The numerical convergence of smoothed particle hydrodynamics ( SPH ) can be severely restricted by random force errors induced by particle disorder , especially in shear flows , which are ubiquitous in astrophysics .
The increase in the number N _ { H } of neighbours when switching to more extended smoothing kernels at fixed resolution ( using an appropriate definition for the SPH resolution scale ) is insufficient to combat these errors .
Consequently , trading resolution for better convergence is necessary , but for traditional smoothing kernels this option is limited by the pairing ( or clumping ) instability .
Therefore , we investigate the suitability of the Wendland functions as smoothing kernels and compare them with the traditional B-splines .
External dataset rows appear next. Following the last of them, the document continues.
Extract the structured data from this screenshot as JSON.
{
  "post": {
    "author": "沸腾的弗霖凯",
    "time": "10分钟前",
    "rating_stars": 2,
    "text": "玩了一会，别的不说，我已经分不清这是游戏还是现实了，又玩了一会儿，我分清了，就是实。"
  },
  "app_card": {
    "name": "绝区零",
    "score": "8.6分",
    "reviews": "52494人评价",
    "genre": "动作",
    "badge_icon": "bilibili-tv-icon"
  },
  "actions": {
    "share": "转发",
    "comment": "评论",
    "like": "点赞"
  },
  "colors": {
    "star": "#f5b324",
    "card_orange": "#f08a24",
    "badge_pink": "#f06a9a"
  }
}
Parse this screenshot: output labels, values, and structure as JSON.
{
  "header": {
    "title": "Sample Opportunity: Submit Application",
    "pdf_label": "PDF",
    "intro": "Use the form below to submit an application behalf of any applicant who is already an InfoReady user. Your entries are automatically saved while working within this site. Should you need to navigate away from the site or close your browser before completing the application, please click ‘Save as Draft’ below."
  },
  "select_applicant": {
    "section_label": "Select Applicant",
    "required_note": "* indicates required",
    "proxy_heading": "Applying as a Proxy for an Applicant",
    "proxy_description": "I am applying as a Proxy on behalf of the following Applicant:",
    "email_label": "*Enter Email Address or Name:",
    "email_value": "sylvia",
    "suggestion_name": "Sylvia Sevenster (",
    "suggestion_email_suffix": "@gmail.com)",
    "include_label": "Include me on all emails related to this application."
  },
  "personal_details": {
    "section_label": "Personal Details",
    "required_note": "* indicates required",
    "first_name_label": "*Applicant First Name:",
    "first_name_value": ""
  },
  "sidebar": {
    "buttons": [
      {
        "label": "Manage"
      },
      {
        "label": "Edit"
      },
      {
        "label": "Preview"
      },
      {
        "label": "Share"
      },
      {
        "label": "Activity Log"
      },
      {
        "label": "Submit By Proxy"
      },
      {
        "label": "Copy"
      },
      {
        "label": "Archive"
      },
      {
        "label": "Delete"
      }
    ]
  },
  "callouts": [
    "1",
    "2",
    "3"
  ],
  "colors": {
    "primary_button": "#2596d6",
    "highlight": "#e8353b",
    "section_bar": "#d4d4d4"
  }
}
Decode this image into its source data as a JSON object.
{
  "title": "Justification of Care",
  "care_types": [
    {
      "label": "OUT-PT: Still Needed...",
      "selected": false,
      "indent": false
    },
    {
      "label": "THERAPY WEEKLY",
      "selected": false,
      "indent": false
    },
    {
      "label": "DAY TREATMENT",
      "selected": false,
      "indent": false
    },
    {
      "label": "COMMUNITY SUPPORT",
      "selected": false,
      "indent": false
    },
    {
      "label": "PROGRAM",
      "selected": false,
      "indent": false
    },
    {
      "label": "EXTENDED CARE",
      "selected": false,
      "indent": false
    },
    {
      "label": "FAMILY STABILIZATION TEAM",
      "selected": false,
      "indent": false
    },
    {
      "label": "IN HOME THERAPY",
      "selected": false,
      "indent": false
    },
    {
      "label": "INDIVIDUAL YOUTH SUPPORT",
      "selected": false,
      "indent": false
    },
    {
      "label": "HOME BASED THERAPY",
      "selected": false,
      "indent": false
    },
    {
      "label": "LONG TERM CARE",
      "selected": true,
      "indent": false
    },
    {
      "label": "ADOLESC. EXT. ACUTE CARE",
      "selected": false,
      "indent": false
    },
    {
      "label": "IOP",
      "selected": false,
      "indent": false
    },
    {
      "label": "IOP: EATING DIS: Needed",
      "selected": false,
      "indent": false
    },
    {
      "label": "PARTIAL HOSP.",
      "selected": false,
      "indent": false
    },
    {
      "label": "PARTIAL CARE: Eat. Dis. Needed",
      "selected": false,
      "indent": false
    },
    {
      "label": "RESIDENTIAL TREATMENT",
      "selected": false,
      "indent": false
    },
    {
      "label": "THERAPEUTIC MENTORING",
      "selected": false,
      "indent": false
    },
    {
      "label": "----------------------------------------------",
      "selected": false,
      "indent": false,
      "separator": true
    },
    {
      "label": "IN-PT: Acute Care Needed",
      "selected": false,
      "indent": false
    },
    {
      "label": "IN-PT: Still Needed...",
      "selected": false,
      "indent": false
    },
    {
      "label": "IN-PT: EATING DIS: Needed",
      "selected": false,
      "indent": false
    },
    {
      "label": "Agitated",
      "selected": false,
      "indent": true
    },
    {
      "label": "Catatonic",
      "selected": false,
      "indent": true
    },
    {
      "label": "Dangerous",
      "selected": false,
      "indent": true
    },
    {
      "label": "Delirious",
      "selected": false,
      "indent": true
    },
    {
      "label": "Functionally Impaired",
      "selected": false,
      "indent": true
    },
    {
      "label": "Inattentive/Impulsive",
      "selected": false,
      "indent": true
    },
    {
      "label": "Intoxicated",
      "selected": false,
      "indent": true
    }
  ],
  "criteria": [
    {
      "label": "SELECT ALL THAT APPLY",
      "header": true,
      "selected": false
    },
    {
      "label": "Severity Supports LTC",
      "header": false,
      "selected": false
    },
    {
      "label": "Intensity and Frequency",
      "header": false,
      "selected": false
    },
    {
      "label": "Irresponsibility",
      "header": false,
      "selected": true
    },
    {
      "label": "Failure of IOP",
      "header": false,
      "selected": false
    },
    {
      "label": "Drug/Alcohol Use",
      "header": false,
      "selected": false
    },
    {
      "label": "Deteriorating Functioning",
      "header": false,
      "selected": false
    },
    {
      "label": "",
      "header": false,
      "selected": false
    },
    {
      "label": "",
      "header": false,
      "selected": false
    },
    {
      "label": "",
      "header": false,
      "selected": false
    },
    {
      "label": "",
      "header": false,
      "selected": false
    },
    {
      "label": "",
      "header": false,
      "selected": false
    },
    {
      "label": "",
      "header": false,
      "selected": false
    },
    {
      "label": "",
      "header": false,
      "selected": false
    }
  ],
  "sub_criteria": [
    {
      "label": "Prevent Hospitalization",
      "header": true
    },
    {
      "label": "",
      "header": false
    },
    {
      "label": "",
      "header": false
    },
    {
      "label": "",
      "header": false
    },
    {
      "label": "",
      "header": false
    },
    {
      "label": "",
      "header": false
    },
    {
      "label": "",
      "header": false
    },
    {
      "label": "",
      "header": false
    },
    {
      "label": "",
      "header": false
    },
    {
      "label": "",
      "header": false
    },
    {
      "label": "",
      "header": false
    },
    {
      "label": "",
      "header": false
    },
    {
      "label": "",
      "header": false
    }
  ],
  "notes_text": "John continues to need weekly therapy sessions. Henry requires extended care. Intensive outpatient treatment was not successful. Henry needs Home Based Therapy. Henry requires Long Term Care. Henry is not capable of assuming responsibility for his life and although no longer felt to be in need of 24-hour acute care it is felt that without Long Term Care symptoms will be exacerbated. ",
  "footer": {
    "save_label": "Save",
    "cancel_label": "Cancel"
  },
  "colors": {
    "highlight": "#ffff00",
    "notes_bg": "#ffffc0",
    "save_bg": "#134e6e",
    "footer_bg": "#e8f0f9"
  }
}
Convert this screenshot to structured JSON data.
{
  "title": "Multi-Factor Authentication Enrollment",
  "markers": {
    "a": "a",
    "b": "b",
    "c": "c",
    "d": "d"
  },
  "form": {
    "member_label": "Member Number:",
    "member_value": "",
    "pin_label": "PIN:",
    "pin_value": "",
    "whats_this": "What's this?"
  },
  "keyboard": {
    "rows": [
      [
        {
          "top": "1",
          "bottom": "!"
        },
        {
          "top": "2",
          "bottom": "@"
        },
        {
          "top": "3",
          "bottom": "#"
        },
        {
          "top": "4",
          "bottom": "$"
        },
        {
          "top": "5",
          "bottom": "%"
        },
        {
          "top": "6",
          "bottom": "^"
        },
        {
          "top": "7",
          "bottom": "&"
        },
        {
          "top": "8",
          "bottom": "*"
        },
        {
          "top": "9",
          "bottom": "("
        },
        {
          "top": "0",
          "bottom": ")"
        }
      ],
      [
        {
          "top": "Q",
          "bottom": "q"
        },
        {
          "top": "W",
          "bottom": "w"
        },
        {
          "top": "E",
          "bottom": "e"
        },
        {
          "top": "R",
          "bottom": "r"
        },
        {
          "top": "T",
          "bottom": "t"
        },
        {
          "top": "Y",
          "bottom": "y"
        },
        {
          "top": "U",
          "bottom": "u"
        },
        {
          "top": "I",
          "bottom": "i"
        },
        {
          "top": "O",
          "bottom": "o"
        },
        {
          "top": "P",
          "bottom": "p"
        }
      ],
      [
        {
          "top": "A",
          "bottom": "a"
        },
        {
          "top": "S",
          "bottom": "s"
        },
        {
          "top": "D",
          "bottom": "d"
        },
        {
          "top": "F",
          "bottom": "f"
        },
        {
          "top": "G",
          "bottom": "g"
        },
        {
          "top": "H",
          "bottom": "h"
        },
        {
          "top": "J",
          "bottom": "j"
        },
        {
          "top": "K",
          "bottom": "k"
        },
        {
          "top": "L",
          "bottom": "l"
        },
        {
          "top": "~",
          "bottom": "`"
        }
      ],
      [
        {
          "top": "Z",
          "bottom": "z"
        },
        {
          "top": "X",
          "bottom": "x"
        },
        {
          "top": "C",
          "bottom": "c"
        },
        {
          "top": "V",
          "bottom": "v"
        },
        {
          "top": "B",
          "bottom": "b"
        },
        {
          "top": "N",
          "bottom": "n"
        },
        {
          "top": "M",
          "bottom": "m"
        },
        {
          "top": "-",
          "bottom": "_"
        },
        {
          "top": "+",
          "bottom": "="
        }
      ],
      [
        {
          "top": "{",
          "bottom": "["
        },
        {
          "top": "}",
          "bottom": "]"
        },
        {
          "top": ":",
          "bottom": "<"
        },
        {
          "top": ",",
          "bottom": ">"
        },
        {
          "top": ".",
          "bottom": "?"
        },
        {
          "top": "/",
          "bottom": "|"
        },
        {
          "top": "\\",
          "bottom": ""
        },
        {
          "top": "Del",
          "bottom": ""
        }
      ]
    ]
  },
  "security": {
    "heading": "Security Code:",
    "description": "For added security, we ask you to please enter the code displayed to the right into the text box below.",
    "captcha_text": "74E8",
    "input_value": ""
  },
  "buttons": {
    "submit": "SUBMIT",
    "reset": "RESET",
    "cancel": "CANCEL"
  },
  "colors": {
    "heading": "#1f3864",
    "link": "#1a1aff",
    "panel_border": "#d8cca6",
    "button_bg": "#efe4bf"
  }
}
Linear stability analysis in three dimensions and test simulations demonstrate that the Wendland kernels avoid the pairing instability for all N _ { H } , despite having vanishing derivative at the origin ( disproving traditional ideas about the origin of this instability ; instead , we uncover a relation with the kernel Fourier transform and give an explanation in terms of the SPH density estimator ) .
The Wendland kernels are computationally more convenient than the higher-order B-splines , allowing large N _ { H } and hence better numerical convergence ( note that computational costs rise sub-linear with N _ { H } ) .
Our analysis also shows that at low N _ { H } the quartic spline kernel with N _ { H } \approx 60 obtains much better convergence then the standard cubic spline .